Paige Evans (teachHOUSTON) and Donna Stokes (Physics and NSM Associate Dean) authored a book, Preparing Teachers to Teach the STEM Disciplines in America’s Urban Schools, with Cheryl J. Craig of Texas A&M University. This book is a comprehensive view of teachHOUSTON, UH’s secondary STEM teacher preparation program. It contains 12 chapters that provide a systematic investigation of how prospective STEM educators are cultivated to be subject matter specialists and culturally relevant teachers. Several of the chapters are authored by additional members of the teachHOUSTON faculty and UH STEM discipline faculty.

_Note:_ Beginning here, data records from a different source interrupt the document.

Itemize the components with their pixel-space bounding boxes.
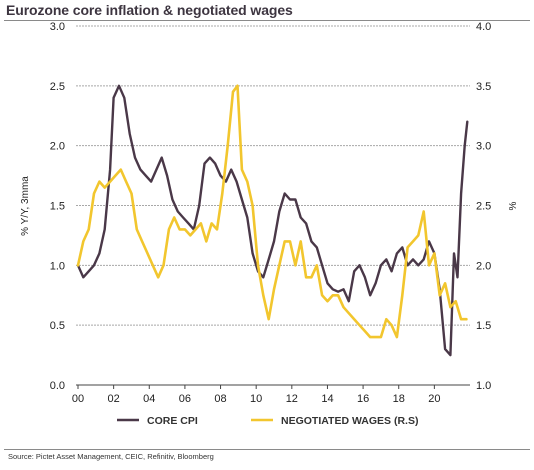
- y2-tick-label: 4.0: [476, 21, 491, 33]
- series-line-negotiated-wages: [78, 86, 466, 337]
- series-lines: [78, 86, 467, 355]
- x-tick-label: 18: [393, 393, 405, 405]
- y-tick-label: 2.5: [50, 81, 65, 93]
- y2-tick-label: 3.5: [476, 81, 491, 93]
- y2-tick-label: 3.0: [476, 141, 491, 153]
- y-axis-label: % Y/Y, 3mma: [20, 176, 31, 236]
- x-tick-label: 14: [321, 393, 333, 405]
- y2-axis-label: %: [508, 201, 519, 210]
- legend: CORE CPI NEGOTIATED WAGES (R.S): [117, 415, 418, 427]
- y-tick-label: 1.0: [50, 260, 65, 272]
- source-rule: [4, 449, 530, 450]
- y-tick-label: 1.5: [50, 201, 65, 213]
- source-note: Source: Pictet Asset Management, CEIC, R…: [8, 452, 214, 461]
- y-tick-label: 0.0: [50, 380, 65, 392]
- x-tick-label: 10: [250, 393, 262, 405]
- legend-label-core-cpi: CORE CPI: [147, 415, 198, 427]
- x-tick-label: 06: [179, 393, 191, 405]
- x-tick-label: 20: [428, 393, 440, 405]
- y2-tick-label: 2.0: [476, 260, 491, 272]
- x-tick-label: 04: [143, 393, 155, 405]
- x-tick-label: 12: [286, 393, 298, 405]
- legend-label-negotiated-wages: NEGOTIATED WAGES (R.S): [281, 415, 418, 427]
- x-tick-label: 08: [214, 393, 226, 405]
- y-tick-label: 0.5: [50, 320, 65, 332]
- y2-tick-label: 1.0: [476, 380, 491, 392]
- gridlines: [76, 26, 470, 385]
- y-tick-label: 3.0: [50, 21, 65, 33]
- y-tick-label: 2.0: [50, 141, 65, 153]
- x-tick-label: 00: [72, 393, 84, 405]
- x-tick-label: 02: [108, 393, 120, 405]
- x-tick-label: 16: [357, 393, 369, 405]
- y2-tick-label: 2.5: [476, 201, 491, 213]
- y2-tick-label: 1.5: [476, 320, 491, 332]
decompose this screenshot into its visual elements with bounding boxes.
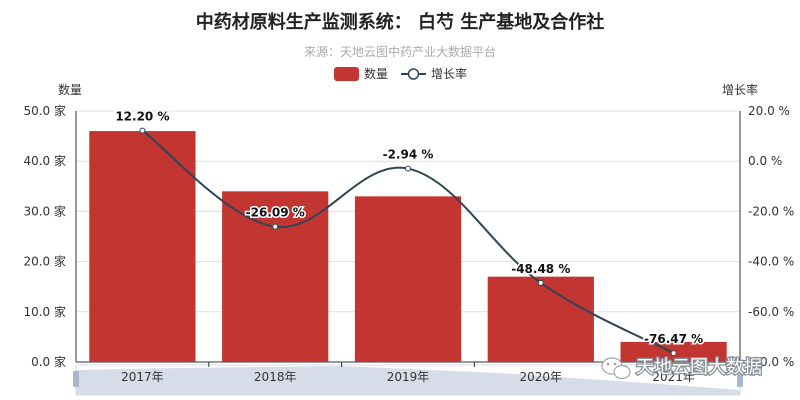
data-label: -48.48 % xyxy=(511,262,570,276)
y2-tick-label: -60.0 % xyxy=(748,305,794,319)
y2-axis-name: 增长率 xyxy=(722,82,758,97)
watermark: 天地云图大数据 xyxy=(601,356,763,380)
y-tick-label: 50.0 家 xyxy=(23,103,66,118)
watermark-text: 天地云图大数据 xyxy=(636,357,762,378)
x-tick-label: 2020年 xyxy=(520,370,563,384)
y2-tick-label: -40.0 % xyxy=(748,255,794,269)
legend[interactable]: 数量 增长率 xyxy=(334,66,467,81)
data-label: -26.09 % xyxy=(246,206,305,220)
legend-line-label[interactable]: 增长率 xyxy=(431,66,467,81)
y2-tick-label: -80.0 % xyxy=(748,355,794,369)
line-point[interactable] xyxy=(272,223,279,230)
legend-bar-swatch[interactable] xyxy=(334,67,359,81)
legend-line-swatch[interactable] xyxy=(401,68,426,80)
bar[interactable] xyxy=(89,131,196,362)
y-tick-label: 40.0 家 xyxy=(23,153,66,168)
x-tick-label: 2017年 xyxy=(121,370,164,384)
bar-series[interactable] xyxy=(89,131,727,362)
data-zoom-shadow xyxy=(76,366,740,395)
y-tick-label: 10.0 家 xyxy=(23,304,66,319)
bar[interactable] xyxy=(487,276,594,362)
bar[interactable] xyxy=(222,191,329,362)
x-axis-ticks: 2017年 2018年 2019年 2020年 2021年 xyxy=(121,362,695,384)
data-zoom-right-handle[interactable] xyxy=(737,371,743,387)
y-tick-label: 0.0 家 xyxy=(31,354,66,369)
legend-bar-label[interactable]: 数量 xyxy=(364,66,388,81)
line-point[interactable] xyxy=(670,350,677,357)
data-labels: 12.20 % -26.09 % -2.94 % -48.48 % -76.47 % xyxy=(114,108,705,348)
bar[interactable] xyxy=(354,196,462,362)
data-zoom-left-handle[interactable] xyxy=(73,371,79,387)
y-tick-label: 20.0 家 xyxy=(23,254,66,269)
line-point[interactable] xyxy=(139,127,146,134)
wechat-icon xyxy=(601,357,631,380)
data-label: -2.94 % xyxy=(383,148,434,162)
y2-axis-ticks: -80.0 % -60.0 % -40.0 % -20.0 % 0.0 % 20.0 % xyxy=(748,104,794,369)
line-point[interactable] xyxy=(405,165,411,172)
y-axis-name: 数量 xyxy=(58,82,82,97)
y-tick-label: 30.0 家 xyxy=(23,203,66,218)
x-tick-label: 2018年 xyxy=(254,370,297,384)
data-label: -76.47 % xyxy=(644,332,703,346)
y2-tick-label: 20.0 % xyxy=(748,104,790,118)
data-label: 12.20 % xyxy=(115,110,169,124)
y2-tick-label: -20.0 % xyxy=(748,204,794,218)
line-points[interactable] xyxy=(139,127,677,357)
chart-subtitle: 来源：天地云图中药产业大数据平台 xyxy=(304,44,496,59)
line-point[interactable] xyxy=(537,279,544,286)
y-axis-ticks: 0.0 家 10.0 家 20.0 家 30.0 家 40.0 家 50.0 家 xyxy=(23,103,66,369)
y2-tick-label: 0.0 % xyxy=(748,154,782,168)
x-tick-label: 2021年 xyxy=(652,370,695,384)
x-tick-label: 2019年 xyxy=(387,370,430,384)
chart-title: 中药材原料生产监测系统： 白芍 生产基地及合作社 xyxy=(196,11,605,33)
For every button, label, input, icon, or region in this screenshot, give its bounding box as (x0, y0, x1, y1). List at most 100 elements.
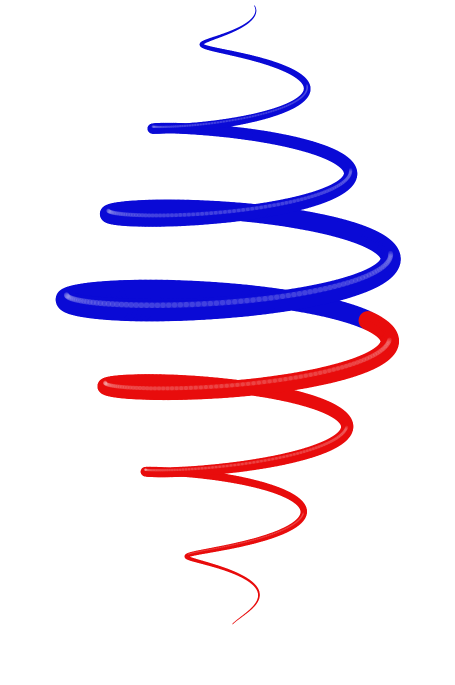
helix-highlight (260, 459, 267, 463)
helix-highlight (262, 379, 272, 385)
helix-highlight (327, 439, 333, 444)
helix-highlight (385, 258, 392, 265)
helix-highlight (289, 524, 293, 527)
helix-highlight (305, 448, 312, 453)
helix-highlight (313, 370, 323, 376)
helix-highlight (249, 115, 254, 118)
helix-highlight (298, 518, 301, 521)
helix-highlight (252, 538, 257, 541)
helix-highlight (370, 352, 378, 359)
helix-highlight (301, 514, 304, 517)
helix-highlight (261, 536, 265, 539)
helix-highlight (343, 428, 348, 433)
helix-highlight (295, 520, 298, 524)
helix-highlight (265, 111, 270, 114)
helix-highlight (327, 367, 336, 373)
helix-highlight (332, 282, 342, 290)
helix-highlight (322, 284, 333, 292)
helix-highlight (281, 528, 285, 531)
helix-highlight (296, 197, 304, 202)
helix-highlight (68, 295, 76, 302)
helix-highlight (267, 378, 278, 384)
helix-highlight (337, 434, 342, 439)
helix-highlight (243, 116, 249, 120)
helix-highlight (380, 262, 388, 270)
helix-highlight (66, 294, 74, 301)
helix-highlight (336, 182, 343, 188)
helix-highlight (386, 256, 393, 264)
helix-highlight (256, 379, 267, 385)
helix-highlight (341, 430, 346, 435)
helix-highlight (308, 371, 318, 377)
helix-highlight (356, 275, 366, 282)
helix-highlight (262, 295, 274, 302)
helix-highlight (299, 450, 306, 454)
helix-highlight (344, 176, 350, 182)
helix-highlight (317, 286, 328, 293)
helix-highlight (293, 521, 297, 525)
helix-highlight (254, 205, 263, 210)
helix-highlight (268, 203, 276, 208)
helix-highlight (302, 289, 313, 296)
helix-highlight (294, 99, 298, 103)
helix-highlight (340, 431, 345, 436)
helix-highlight (254, 538, 259, 541)
helix-highlight (243, 541, 248, 543)
helix-highlight (237, 462, 244, 466)
helix-highlight (366, 271, 375, 278)
helix-highlight (300, 515, 303, 518)
helix-highlight (345, 278, 355, 286)
helix-highlight (342, 429, 347, 434)
helix-highlight (286, 526, 290, 529)
helix-highlight (284, 527, 289, 530)
helix-highlight (299, 517, 302, 520)
helix-highlight (325, 188, 332, 193)
helix-highlight (239, 542, 243, 545)
helix-back-segments (55, 41, 401, 602)
helix-highlight (387, 255, 393, 262)
helix-highlight (346, 174, 351, 179)
helix-highlight (64, 293, 71, 300)
helix-highlight (320, 443, 326, 448)
helix-highlight (312, 287, 323, 294)
helix-highlight (283, 376, 293, 382)
helix-highlight (244, 461, 252, 465)
helix-highlight (277, 107, 282, 111)
helix-highlight (267, 457, 275, 462)
helix-highlight (347, 173, 352, 178)
helix-highlight (304, 91, 307, 95)
helix-highlight (280, 200, 289, 206)
helix-highlight (267, 110, 273, 114)
helix-highlight (322, 442, 329, 447)
helix-highlight (281, 105, 286, 109)
helix-highlight (308, 447, 315, 452)
helix-highlight (385, 340, 391, 347)
helix-highlight (375, 349, 382, 356)
helix-highlight (246, 381, 256, 386)
helix-highlight (360, 273, 369, 281)
helix-highlight (275, 108, 280, 111)
helix-highlight (270, 109, 275, 113)
helix-highlight (331, 366, 341, 372)
helix-highlight (344, 426, 348, 432)
helix-highlight (283, 104, 288, 108)
helix-highlight (240, 117, 246, 120)
helix-highlight (263, 204, 272, 209)
helix-highlight (254, 113, 260, 117)
helix-highlight (291, 291, 303, 298)
helix-highlight (343, 362, 353, 369)
helix-highlight (335, 435, 341, 440)
helix-highlight (303, 372, 313, 378)
helix-highlight (331, 437, 337, 442)
helix-highlight (298, 97, 302, 100)
helix-highlight (329, 438, 335, 443)
helix-highlight (250, 296, 262, 303)
helix-highlight (300, 95, 304, 99)
helix-highlight (64, 293, 72, 300)
helix-highlight (364, 354, 373, 361)
helix-highlight (256, 537, 261, 540)
helix-highlight (302, 93, 306, 97)
helix-highlight (238, 297, 250, 304)
helix-highlight (291, 523, 294, 526)
helix-highlight (358, 357, 367, 364)
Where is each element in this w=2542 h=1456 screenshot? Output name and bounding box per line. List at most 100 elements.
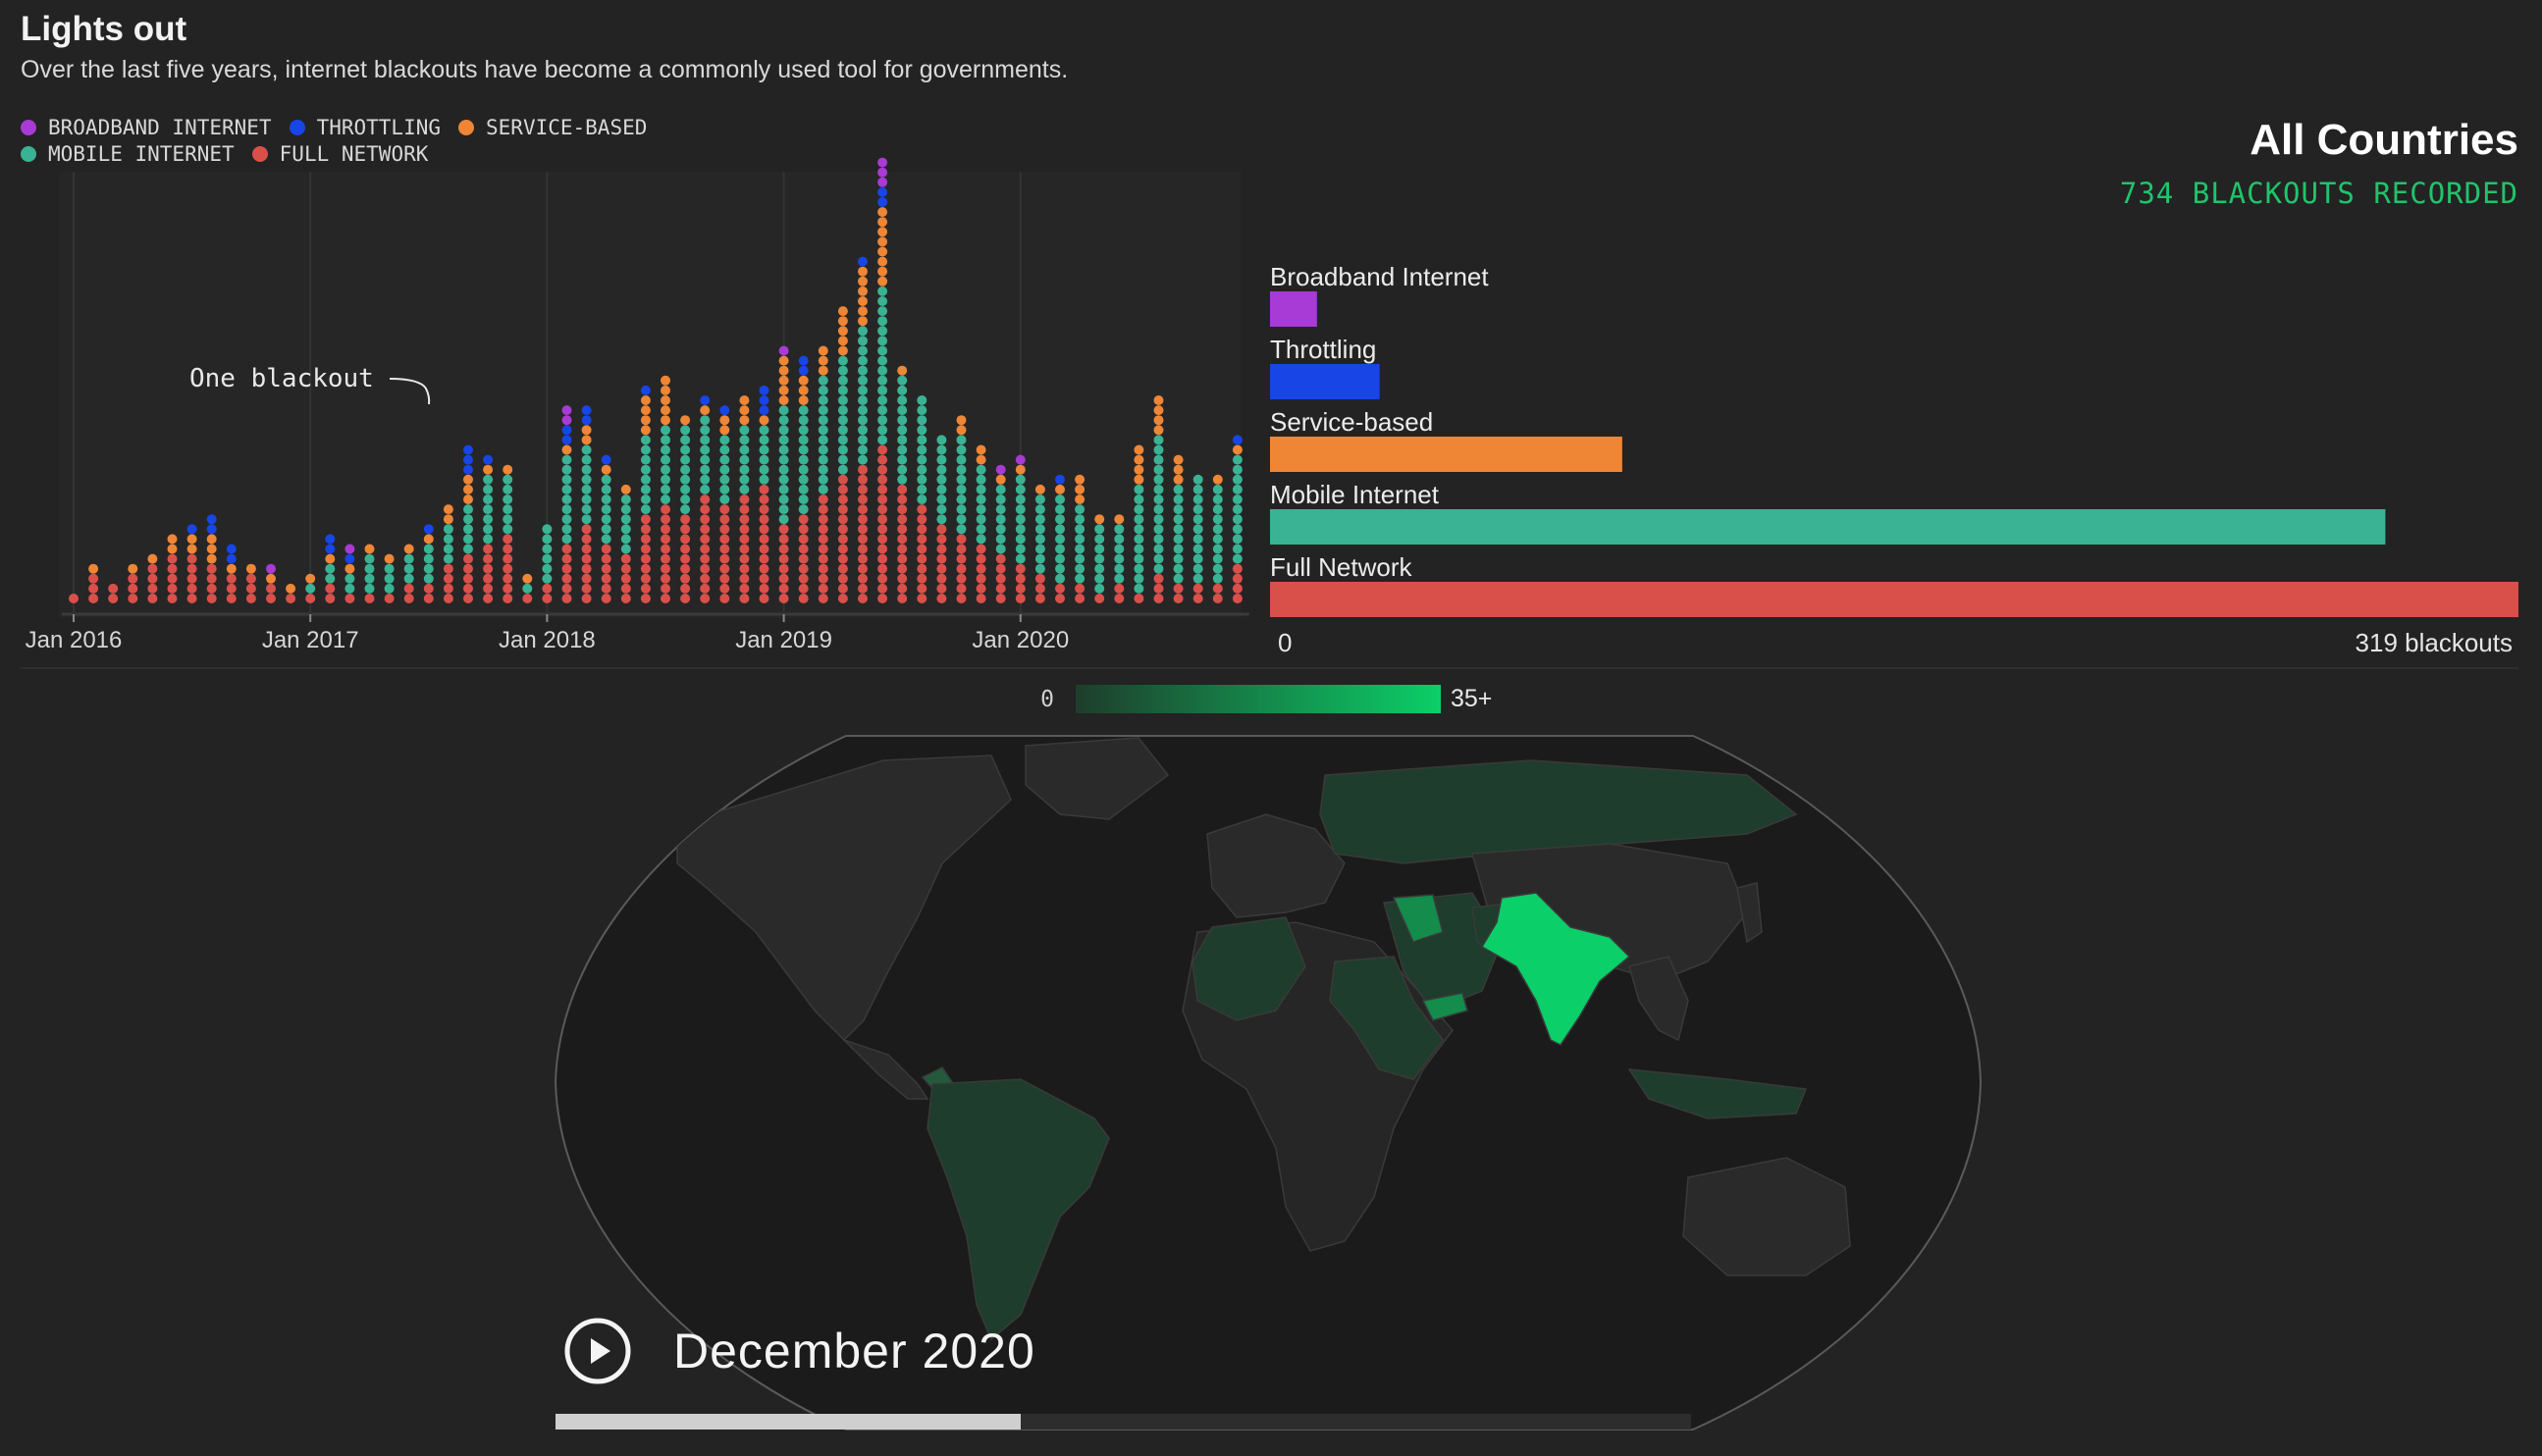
blackout-dot[interactable] <box>661 553 670 564</box>
blackout-dot[interactable] <box>798 494 809 504</box>
blackout-dot[interactable] <box>976 474 986 485</box>
blackout-dot[interactable] <box>1232 594 1243 603</box>
blackout-dot[interactable] <box>384 563 395 574</box>
blackout-dot[interactable] <box>877 464 888 475</box>
blackout-dot[interactable] <box>719 553 730 564</box>
blackout-dot[interactable] <box>759 534 769 545</box>
blackout-dot[interactable] <box>483 563 494 574</box>
blackout-dot[interactable] <box>620 573 631 584</box>
blackout-dot[interactable] <box>759 385 769 395</box>
blackout-dot[interactable] <box>956 524 967 535</box>
blackout-dot[interactable] <box>661 594 670 603</box>
bar[interactable] <box>1270 509 2386 545</box>
blackout-dot[interactable] <box>936 594 947 603</box>
blackout-dot[interactable] <box>483 494 494 504</box>
blackout-dot[interactable] <box>1015 474 1026 485</box>
blackout-dot[interactable] <box>463 444 473 455</box>
blackout-dot[interactable] <box>858 306 868 317</box>
blackout-dot[interactable] <box>1173 544 1184 554</box>
blackout-dot[interactable] <box>818 385 828 395</box>
blackout-dot[interactable] <box>719 524 730 535</box>
blackout-dot[interactable] <box>186 573 197 584</box>
blackout-dot[interactable] <box>798 375 809 386</box>
blackout-dot[interactable] <box>956 425 967 436</box>
blackout-dot[interactable] <box>778 573 789 584</box>
blackout-dot[interactable] <box>1034 583 1045 594</box>
blackout-dot[interactable] <box>956 444 967 455</box>
blackout-dot[interactable] <box>463 524 473 535</box>
blackout-dot[interactable] <box>483 514 494 525</box>
blackout-dot[interactable] <box>897 444 908 455</box>
blackout-dot[interactable] <box>877 276 888 286</box>
blackout-dot[interactable] <box>443 594 453 603</box>
blackout-dot[interactable] <box>542 544 553 554</box>
blackout-dot[interactable] <box>1015 534 1026 545</box>
blackout-dot[interactable] <box>739 444 750 455</box>
blackout-dot[interactable] <box>798 464 809 475</box>
blackout-dot[interactable] <box>1134 524 1144 535</box>
blackout-dot[interactable] <box>858 583 868 594</box>
blackout-dot[interactable] <box>700 583 711 594</box>
blackout-dot[interactable] <box>956 573 967 584</box>
blackout-dot[interactable] <box>1094 553 1105 564</box>
blackout-dot[interactable] <box>858 385 868 395</box>
blackout-dot[interactable] <box>956 464 967 475</box>
blackout-dot[interactable] <box>778 583 789 594</box>
blackout-dot[interactable] <box>897 474 908 485</box>
blackout-dot[interactable] <box>1192 474 1203 485</box>
blackout-dot[interactable] <box>561 464 572 475</box>
blackout-dot[interactable] <box>620 583 631 594</box>
legend-item-mobile[interactable]: MOBILE INTERNET <box>21 142 235 166</box>
blackout-dot[interactable] <box>877 227 888 237</box>
blackout-dot[interactable] <box>1212 544 1223 554</box>
blackout-dot[interactable] <box>581 415 592 426</box>
blackout-dot[interactable] <box>739 524 750 535</box>
blackout-dot[interactable] <box>1212 504 1223 515</box>
blackout-dot[interactable] <box>226 583 237 594</box>
blackout-dot[interactable] <box>1075 524 1086 535</box>
blackout-dot[interactable] <box>917 534 927 545</box>
blackout-dot[interactable] <box>858 494 868 504</box>
blackout-dot[interactable] <box>1192 573 1203 584</box>
blackout-dot[interactable] <box>858 504 868 515</box>
blackout-dot[interactable] <box>561 494 572 504</box>
blackout-dot[interactable] <box>719 504 730 515</box>
blackout-dot[interactable] <box>798 405 809 416</box>
blackout-dot[interactable] <box>640 514 651 525</box>
blackout-dot[interactable] <box>620 504 631 515</box>
blackout-dot[interactable] <box>798 484 809 494</box>
blackout-dot[interactable] <box>601 484 611 494</box>
blackout-dot[interactable] <box>778 563 789 574</box>
blackout-dot[interactable] <box>778 345 789 356</box>
blackout-dot[interactable] <box>897 484 908 494</box>
blackout-dot[interactable] <box>1034 544 1045 554</box>
blackout-dot[interactable] <box>1192 544 1203 554</box>
blackout-dot[interactable] <box>286 594 296 603</box>
blackout-dot[interactable] <box>1153 474 1164 485</box>
blackout-dot[interactable] <box>798 365 809 376</box>
blackout-dot[interactable] <box>1055 514 1065 525</box>
blackout-dot[interactable] <box>344 583 355 594</box>
blackout-dot[interactable] <box>897 464 908 475</box>
blackout-dot[interactable] <box>700 444 711 455</box>
blackout-dot[interactable] <box>976 563 986 574</box>
blackout-dot[interactable] <box>739 494 750 504</box>
blackout-dot[interactable] <box>620 563 631 574</box>
blackout-dot[interactable] <box>739 435 750 445</box>
blackout-dot[interactable] <box>680 444 691 455</box>
blackout-dot[interactable] <box>147 553 158 564</box>
blackout-dot[interactable] <box>719 464 730 475</box>
blackout-dot[interactable] <box>956 594 967 603</box>
blackout-dot[interactable] <box>640 484 651 494</box>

Jiakai Hou (Postdoctoral Fellow, Biology & Biochemistry, CNRCS) has been awarded a 2021 American Association for Cancer Research-AbbVie Scholar-in-Training Award for his abstract on cancer immunotherapy. Hou’s abstract discusses the landscape of tumor-intrinsic immune regulators, using the genome-wide CRISPR-Cas9 immune screening, integrated with clinical data analysis. Thanks to the award, he is attending AACR’s Annual Meeting, taking place May 17-21.
Ioannis Pavlidis (Computer Science) published results of a study in the proceedings of ACM CHI, the premier forum on Human-Computer Interaction research. The researchers examined why some drivers stay cool behind the wheel while others keep getting more irked. In collaboration with Texas A&M Transportation Institute, they looked at how individual drivers reacted to common acceleration, speed, and steering events on a carefully monitored itinerary. They found about half the participants consistently exhibited peaked stress during periods of commonplace acceleration, such as happens in stop-and-go progress through red lights. The other half showed no notable changes from their baseline measurements. Pavlidis said “We call the phenomenon ‘accelerousal.’ Arousal being a psychology term that describes stress. Accelarousal is what we identify as stress provoked by acceleration events, even small ones.” He says this has all the characteristics of long-term stressor, with all the health and other implications that this may entail.
Annalisa Quaini (Mathematics) has been selected to be a fellow at the Harvard Radcliffe Institute. Specifically, she was named a 2021-2022 William and Flora Hewlett Foundation Fellow. The acceptance rate for the class, which represents nine countries, was 2.4%, from 1,383 applications. The scholars will reside at the Radcliffe Institute for Advanced Study at Harvard University for a full academic year. During her fellowship, she plans to apply her expertise in computational mathematics to climate change efforts. Her goal is to find a computationally efficient, or time-saving, method to represent the interaction between atmospheric particles and clouds and how that interaction can be represented in a global circulation model.